During our meetings, we evaluated our ideas based on how difficult it would be to implement, the feasibility, total number of people impacted, and many other criteria. We narrowed our ideas from 6 to 3 during stage 2, and from 3 to 1 at the end of stage 3. We made an evaluation chart that listed the groups of people impacted on the x axis, and stage of the hospital experience on the y axis. We plotted our ideas to visualize the impact of each idea, helping us decide on our final concept.
The problems highlighted were the ones we targeted.
- Keep the patient in the hospital in contact with the patient at home.
- Keep family members in contact with the care team.
- Keep hospitals aware of any changes in Center of Disease Control's recommendations.
- Keep population informed.
- Keep hospital staff informed about epidemic level patients.
- User flow throughout the application is clear.
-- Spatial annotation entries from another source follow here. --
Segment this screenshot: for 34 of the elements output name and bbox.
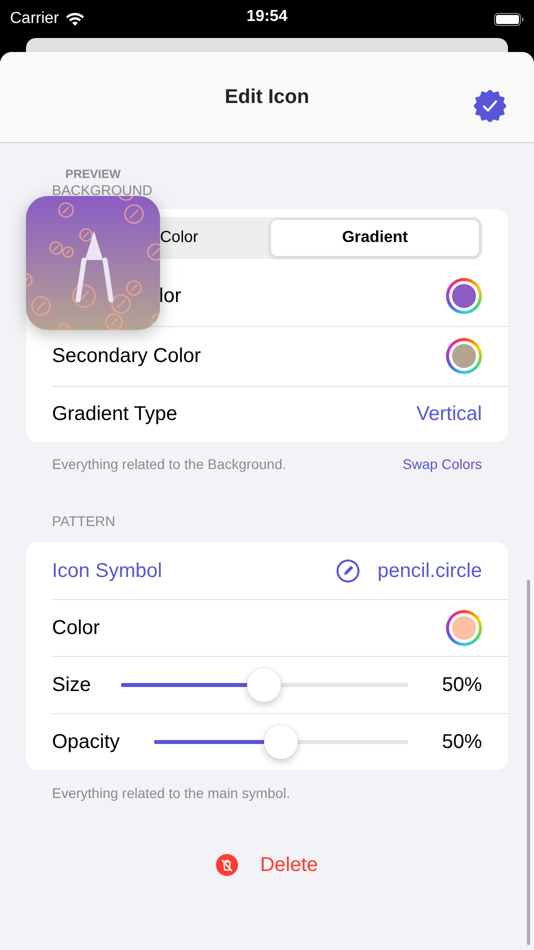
segment-tab[interactable]: Color bbox=[160, 219, 270, 257]
color-well[interactable] bbox=[446, 338, 482, 374]
row-label: Color bbox=[52, 616, 100, 640]
slider-value: 50% bbox=[442, 730, 482, 754]
section-header: PATTERN bbox=[51, 512, 116, 531]
row-label: Secondary Color bbox=[52, 344, 201, 369]
section-footer: Everything related to the main symbol. bbox=[52, 783, 290, 804]
slider-thumb[interactable] bbox=[247, 668, 282, 702]
color-well[interactable] bbox=[446, 610, 482, 646]
row-label: Size bbox=[52, 672, 91, 698]
row-value-link[interactable]: Vertical bbox=[416, 399, 482, 429]
section-footer: Everything related to the Background. bbox=[52, 454, 286, 475]
sheet-title: Edit Icon bbox=[224, 85, 310, 110]
row-label: Opacity bbox=[52, 730, 120, 754]
pencil-circle-icon bbox=[336, 558, 360, 582]
segment-tab[interactable]: Gradient bbox=[270, 219, 480, 257]
symbol-name-link[interactable]: pencil.circle bbox=[378, 556, 482, 586]
delete-button[interactable]: Delete bbox=[216, 850, 318, 880]
slider-thumb[interactable] bbox=[264, 724, 298, 758]
color-well[interactable] bbox=[446, 278, 482, 314]
battery-icon bbox=[494, 12, 524, 26]
clock-time: 19:54 bbox=[246, 7, 288, 27]
wifi-icon bbox=[64, 10, 85, 26]
slider-value: 50% bbox=[442, 672, 482, 698]
row-label: lor bbox=[159, 284, 182, 309]
row-label: Gradient Type bbox=[52, 402, 178, 427]
carrier-label: Carrier bbox=[10, 9, 59, 29]
row-link[interactable]: Icon Symbol bbox=[52, 556, 162, 586]
section-header: BACKGROUND bbox=[51, 183, 154, 197]
checkmark-badge-icon bbox=[474, 90, 506, 122]
trash-slash-icon bbox=[216, 854, 238, 876]
swap-colors-link[interactable]: Swap Colors bbox=[402, 454, 482, 475]
confirm-button[interactable] bbox=[474, 90, 506, 122]
preview-label: PREVIEW bbox=[64, 168, 122, 180]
Each participant we tested understood the flow of information as they navigated through the application.
- Improve process for training staff.
- Keep people who are not sick from being in an environment where they are likely to be infected.
- Figure out who has been in contact with index case.
- Improve voluntary quarantine protocols
- Tracking and locating high risk patients in the community.
We created a mobile application, intending to reach the largest audience. For this stage of the project, my main role was to make an animation of the UI, which is demonstrated in the video below. I used Adobe After Effects to create the animations. Other members of my group worked on the UI in Adobe Illustrator, and passed the assets off to me to animate.
The main two features of our system are self-checking and tracking. Users can check their current risk level, which changes based on certain criteria. The application interfaces directly with patients existing health record information. People can also correspond with doctors and healthcare staff directly in the app. Data entered by patients can be tracked by hospital staff. These features are meant to lower the stress level in patients. This could prevent situations where massive amounts of people gather in places where they could end up exposing themselves to the pandemic.
High Fidelity UI Comps
After reflecting on our final product, I feel that we came up with a very practical solution to a vast problem that affects many different industries. We were able to leverage smartphones to reach the largest amount of people, in an effort to keep them calm and informed. This industry seems to be behind in terms of technology, which has a detrimental effect on how information is spread and patients are treated. Furthermore, developing solutions for the healthcare industry was difficult because of existing platforms that are hard to interface with.
It was challenging designing a system that would notify people, whether they were staff or the general public, without running the risk of initiating panic or alarm. Another challenge was designing a system for patients who were currently in the hospital with a disease or illness. We had to realize that different patients are in different conditions, and while some may be able to talk, some would be unable to speak or move, so designing interactive systems with any sort of touch interface for a patient wouldn’t be feasible.
If I were to keep working on this project, I would hope to talk to more healthcare experts like doctors or CDC workers in how I would go about working with hospitals and clinics to create an app that would allow patients to correspond with staff without violating HIPPA regulations. Developing the app wouldnt be too difficult, however the main problem lies in protecting patient medical records, as well as GPS information.